A small masterpiece with a vast canvas - three major wars of the twentieth century, no less - and a strong emotional charge, this is a taut, moving novel about old men, young men and war, about memory and imagination and the gap between.
Old man Maclver, military historian and one-time centre for Scotland's rugby team ('quite quick in his day'), recently widowed, has holed up in his holiday home. He makes rules to 'stop the rot', as he and his house crumble away - what he must burn, when he should eat, how to write something every day . . . Gradually a strange and gripping parallel tale is
born, of men in the trenches of the Great War (Sergeant Braddis, king of No Man's Land, with his pincer-like nails; Private Callum, the quietly subversive artist; Lieutenant Simon Dodds, decent and unremarkable; and salt-of-the-earth Private Charlie Alston, caught up in a story of inhumanity and betrayal); while Maclver recalls, too, his own experiences in WWII, and tries not to think about the later war which took his son away.
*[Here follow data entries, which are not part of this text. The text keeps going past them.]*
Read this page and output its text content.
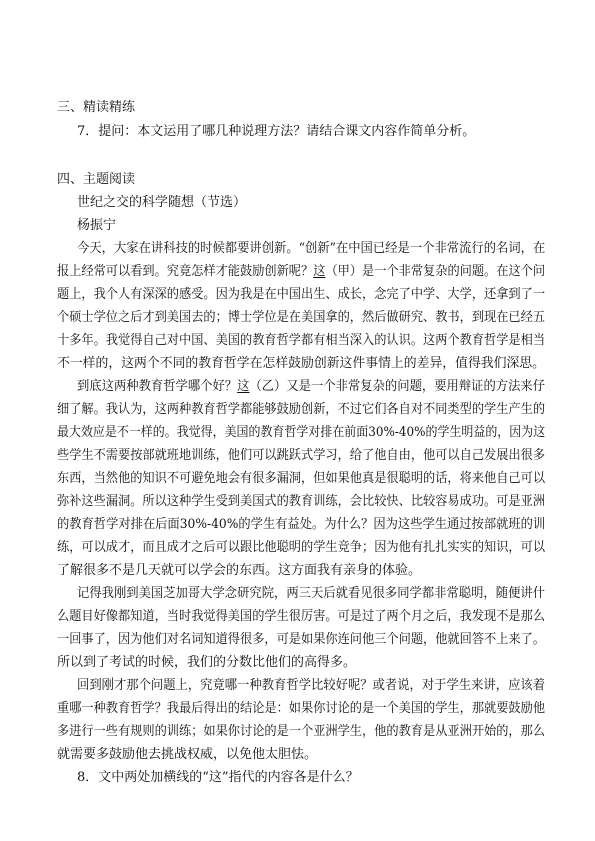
三、精读精练
7．提问：本文运用了哪几种说理方法？请结合课文内容作简单分析。
四、主题阅读
世纪之交的科学随想（节选）
杨振宁
今天，大家在讲科技的时候都要讲创新。“创新”在中国已经是一个非常流行的名词，在
报上经常可以看到。究竟怎样才能鼓励创新呢？这（甲）是一个非常复杂的问题。在这个问
题上，我个人有深深的感受。因为我是在中国出生、成长，念完了中学、大学，还拿到了一
个硕士学位之后才到美国去的；博士学位是在美国拿的，然后做研究、教书，到现在已经五
十多年。我觉得自己对中国、美国的教育哲学都有相当深入的认识。这两个教育哲学是相当
不一样的，这两个不同的教育哲学在怎样鼓励创新这件事情上的差异，值得我们深思。
到底这两种教育哲学哪个好？这（乙）又是一个非常复杂的问题，要用辩证的方法来仔
细了解。我认为，这两种教育哲学都能够鼓励创新，不过它们各自对不同类型的学生产生的
最大效应是不一样的。我觉得，美国的教育哲学对排在前面30%-40%的学生明益的，因为这
些学生不需要按部就班地训练，他们可以跳跃式学习，给了他自由，他可以自己发展出很多
东西，当然他的知识不可避免地会有很多漏洞，但如果他真是很聪明的话，将来他自己可以
弥补这些漏洞。所以这种学生受到美国式的教育训练，会比较快、比较容易成功。可是亚洲
的教育哲学对排在后面30%-40%的学生有益处。为什么？因为这些学生通过按部就班的训
练，可以成才，而且成才之后可以跟比他聪明的学生竞争；因为他有扎扎实实的知识，可以
了解很多不是几天就可以学会的东西。这方面我有亲身的体验。
记得我刚到美国芝加哥大学念研究院，两三天后就看见很多同学都非常聪明，随便讲什
么题目好像都知道，当时我觉得美国的学生很厉害。可是过了两个月之后，我发现不是那么
一回事了，因为他们对名词知道得很多，可是如果你连问他三个问题，他就回答不上来了。
所以到了考试的时候，我们的分数比他们的高得多。
回到刚才那个问题上，究竟哪一种教育哲学比较好呢？或者说，对于学生来讲，应该着
重哪一种教育哲学？我最后得出的结论是：如果你讨论的是一个美国的学生，那就要鼓励他
多进行一些有规则的训练；如果你讨论的是一个亚洲学生，他的教育是从亚洲开始的，那么
就需要多鼓励他去挑战权威，以免他太胆怯。
8．文中两处加横线的“这”指代的内容各是什么？
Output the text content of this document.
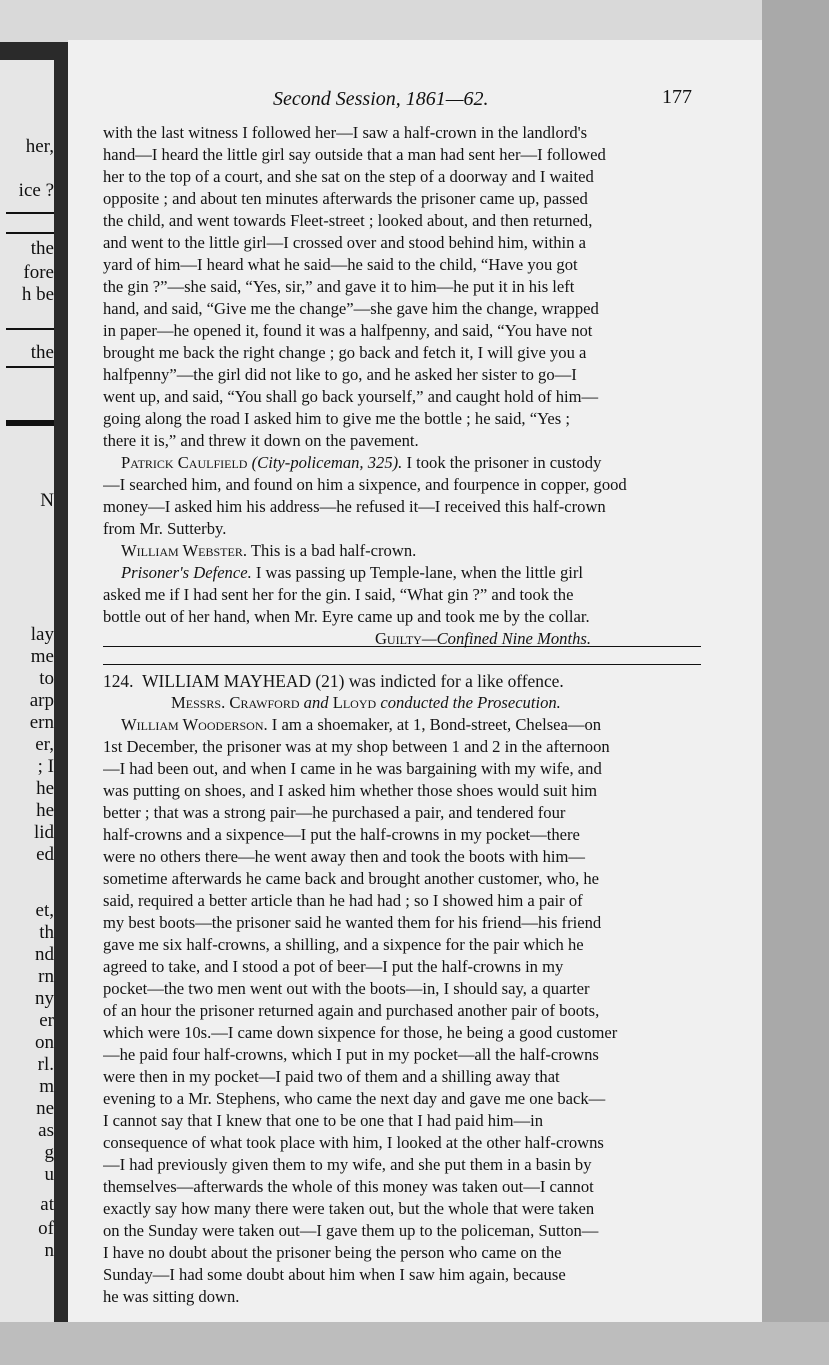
her,
ice ?
the
fore
h be
the
N
lay
me
to
arp
ern
er,
; I
he
he
lid
ed
et,
th
nd
rn
ny
er
on
rl.
m
ne
as
g
u
at
of
n
Second Session, 1861—62.	177
with the last witness I followed her—I saw a half-crown in the landlord's
hand—I heard the little girl say outside that a man had sent her—I followed
her to the top of a court, and she sat on the step of a doorway and I waited
opposite ; and about ten minutes afterwards the prisoner came up, passed
the child, and went towards Fleet-street ; looked about, and then returned,
and went to the little girl—I crossed over and stood behind him, within a
yard of him—I heard what he said—he said to the child, “Have you got
the gin ?”—she said, “Yes, sir,” and gave it to him—he put it in his left
hand, and said, “Give me the change”—she gave him the change, wrapped
in paper—he opened it, found it was a halfpenny, and said, “You have not
brought me back the right change ; go back and fetch it, I will give you a
halfpenny”—the girl did not like to go, and he asked her sister to go—I
went up, and said, “You shall go back yourself,” and caught hold of him—
going along the road I asked him to give me the bottle ; he said, “Yes ;
there it is,” and threw it down on the pavement.
Patrick Caulfield (City-policeman, 325). I took the prisoner in custody
—I searched him, and found on him a sixpence, and fourpence in copper, good
money—I asked him his address—he refused it—I received this half-crown
from Mr. Sutterby.
William Webster. This is a bad half-crown.
Prisoner's Defence. I was passing up Temple-lane, when the little girl
asked me if I had sent her for the gin. I said, “What gin ?” and took the
bottle out of her hand, when Mr. Eyre came up and took me by the collar.
Guilty—Confined Nine Months.
124. WILLIAM MAYHEAD (21) was indicted for a like offence.
Messrs. Crawford and Lloyd conducted the Prosecution.
William Wooderson. I am a shoemaker, at 1, Bond-street, Chelsea—on
1st December, the prisoner was at my shop between 1 and 2 in the afternoon
—I had been out, and when I came in he was bargaining with my wife, and
was putting on shoes, and I asked him whether those shoes would suit him
better ; that was a strong pair—he purchased a pair, and tendered four
half-crowns and a sixpence—I put the half-crowns in my pocket—there
were no others there—he went away then and took the boots with him—
sometime afterwards he came back and brought another customer, who, he
said, required a better article than he had had ; so I showed him a pair of
my best boots—the prisoner said he wanted them for his friend—his friend
gave me six half-crowns, a shilling, and a sixpence for the pair which he
agreed to take, and I stood a pot of beer—I put the half-crowns in my
pocket—the two men went out with the boots—in, I should say, a quarter
of an hour the prisoner returned again and purchased another pair of boots,
which were 10s.—I came down sixpence for those, he being a good customer
—he paid four half-crowns, which I put in my pocket—all the half-crowns
were then in my pocket—I paid two of them and a shilling away that
evening to a Mr. Stephens, who came the next day and gave me one back—
I cannot say that I knew that one to be one that I had paid him—in
consequence of what took place with him, I looked at the other half-crowns
—I had previously given them to my wife, and she put them in a basin by
themselves—afterwards the whole of this money was taken out—I cannot
exactly say how many there were taken out, but the whole that were taken
on the Sunday were taken out—I gave them up to the policeman, Sutton—
I have no doubt about the prisoner being the person who came on the
Sunday—I had some doubt about him when I saw him again, because
he was sitting down.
He wants to make sense of his marriage, his own anger and innate violence, matching these against the turbulent century through which he has lived.
It's winter and he is dying; but his memories, tender, sardonic, even hopeful, glint as brightly as a gold watch in the Flanders mud.
Masterly in its evocation of different times and wars, miraculous in its restraint, 'Rules For Old Men Waiting' is an unsettling reflection of the classical unities, and a distillation of a lifetime's wisdom in an outstanding first novel.